Abstract
Purpose :
Retinal Ganglion Cells (RGCs) are the sole projection neurons from the retina to the brain. Only a small portion of RGCs survive after optic nerve crush (ONC), a strong CNS neurodegeneration model. We recently discovered that cytoplasmic Ca2+ set-points are differential across RGCs within the mouse retina, and that high Ca2+ levels correlate with survival after ONC. Since multiple intracellular stores contribute to cyto-Ca2+, we tested the hypothesis that mitochondrial Ca2+ levels contribute to survival.
Methods :
Ca2+ levels in mouse RGCs were visualized in-vivo at single-cell resolution with two-photon microscopy. The ratiometric Ca2+ sensor, Twitch-2b, was expressed in RGCs using an intersectional approach consisting of Vglut2-Cre transgenic mice and a Cre-dependent AAV2 expression vector. A mitochondrial localization signal peptide from Cox8 was used to localize Twitch-2b to the mitochondria. Baseline Ca2+ was measured in RGC somas and then ONC was performed to assess survival. Cells were tracked longitudinally for up to two weeks after injury. To assess the contribution of Ca2+ related to neuronal activity, acute Ca2+ responses to tetrodotoxin (TTX) were evaluated and then ONC was performed to determine survival.
Results :
Mito- Ca2+ levels varied across individual RGCs at baseline similar to cyto- Ca2+. Baseline Ca2+ levels corresponded with survival in both stores, where Ca2+ levels of surviving cells had significantly higher homeostatic Ca2+ levels than those that died (Cyto: p=.00056, Mito: p=.00047). After TTX injections, cyto- Ca2+ decreased by 20.4 ± 1.7%, whereas mito- Ca2+ levels decreased by only 10.4% ± 1.3%. Most cells recovered cyto- Ca2+ within 20 minutes after TTX injection (74% of cells), and recovered cells survived ONC injury almost 2x better than those that did not (59 ± 6.1% and 35 ± 13% survival).
Conclusions :
Our findings confirm our hypothesis that homeostatic Ca2+ set-points in mitochondria positively correlate with survival after axon injury.
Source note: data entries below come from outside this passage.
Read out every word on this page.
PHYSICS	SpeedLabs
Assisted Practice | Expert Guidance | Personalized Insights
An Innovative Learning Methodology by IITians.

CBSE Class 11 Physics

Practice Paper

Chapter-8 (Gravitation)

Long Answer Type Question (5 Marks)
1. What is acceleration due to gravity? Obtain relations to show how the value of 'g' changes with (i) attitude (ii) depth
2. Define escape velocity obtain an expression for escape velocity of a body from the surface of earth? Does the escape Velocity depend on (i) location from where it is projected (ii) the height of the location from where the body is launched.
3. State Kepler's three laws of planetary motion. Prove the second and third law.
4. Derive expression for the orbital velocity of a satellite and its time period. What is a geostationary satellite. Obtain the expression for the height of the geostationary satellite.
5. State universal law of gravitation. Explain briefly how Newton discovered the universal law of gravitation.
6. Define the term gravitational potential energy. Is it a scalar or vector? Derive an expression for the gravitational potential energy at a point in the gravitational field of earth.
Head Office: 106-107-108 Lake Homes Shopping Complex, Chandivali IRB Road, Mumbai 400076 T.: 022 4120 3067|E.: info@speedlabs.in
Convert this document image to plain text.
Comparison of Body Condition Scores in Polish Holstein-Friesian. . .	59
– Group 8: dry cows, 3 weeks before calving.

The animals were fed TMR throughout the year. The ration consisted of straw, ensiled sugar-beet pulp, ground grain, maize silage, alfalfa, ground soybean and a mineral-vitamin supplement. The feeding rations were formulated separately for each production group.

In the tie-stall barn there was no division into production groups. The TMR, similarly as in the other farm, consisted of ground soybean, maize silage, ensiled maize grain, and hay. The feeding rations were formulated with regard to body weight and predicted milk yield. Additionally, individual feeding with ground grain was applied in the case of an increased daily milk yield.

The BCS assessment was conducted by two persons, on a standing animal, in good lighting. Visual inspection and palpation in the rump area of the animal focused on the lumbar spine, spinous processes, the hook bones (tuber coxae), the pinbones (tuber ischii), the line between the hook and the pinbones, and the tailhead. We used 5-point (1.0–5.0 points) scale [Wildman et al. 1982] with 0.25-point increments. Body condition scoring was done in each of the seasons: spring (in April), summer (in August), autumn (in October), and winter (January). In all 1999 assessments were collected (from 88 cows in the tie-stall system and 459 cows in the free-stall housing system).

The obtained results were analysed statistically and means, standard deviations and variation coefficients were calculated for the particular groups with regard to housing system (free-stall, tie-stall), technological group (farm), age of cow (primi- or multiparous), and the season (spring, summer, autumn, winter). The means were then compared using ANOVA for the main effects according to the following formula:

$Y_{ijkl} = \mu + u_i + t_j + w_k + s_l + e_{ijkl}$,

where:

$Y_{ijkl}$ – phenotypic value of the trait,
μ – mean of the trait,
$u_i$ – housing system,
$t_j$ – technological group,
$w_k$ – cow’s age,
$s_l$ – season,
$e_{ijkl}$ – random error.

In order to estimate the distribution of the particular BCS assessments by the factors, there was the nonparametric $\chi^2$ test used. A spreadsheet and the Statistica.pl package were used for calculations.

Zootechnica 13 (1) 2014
Ca2+ responses to TTX show that while physiological mito-Ca2+ and cyto-Ca2+ are both influenced by neuronal activity, mito- Ca2+ is impacted less-so and thus may act as a buffer for cyto-Ca2+ fluxes. Taken together, our data suggest that baseline mitochondrial Ca2+, which is coupled to cytoplasmic Ca2+, predicts survival in RGCs where higher Ca2+cells have increased resilience to axon injury.
This abstract was presented at the 2023 ARVO Annual Meeting, held in New Orleans, LA, April 23-27, 2023.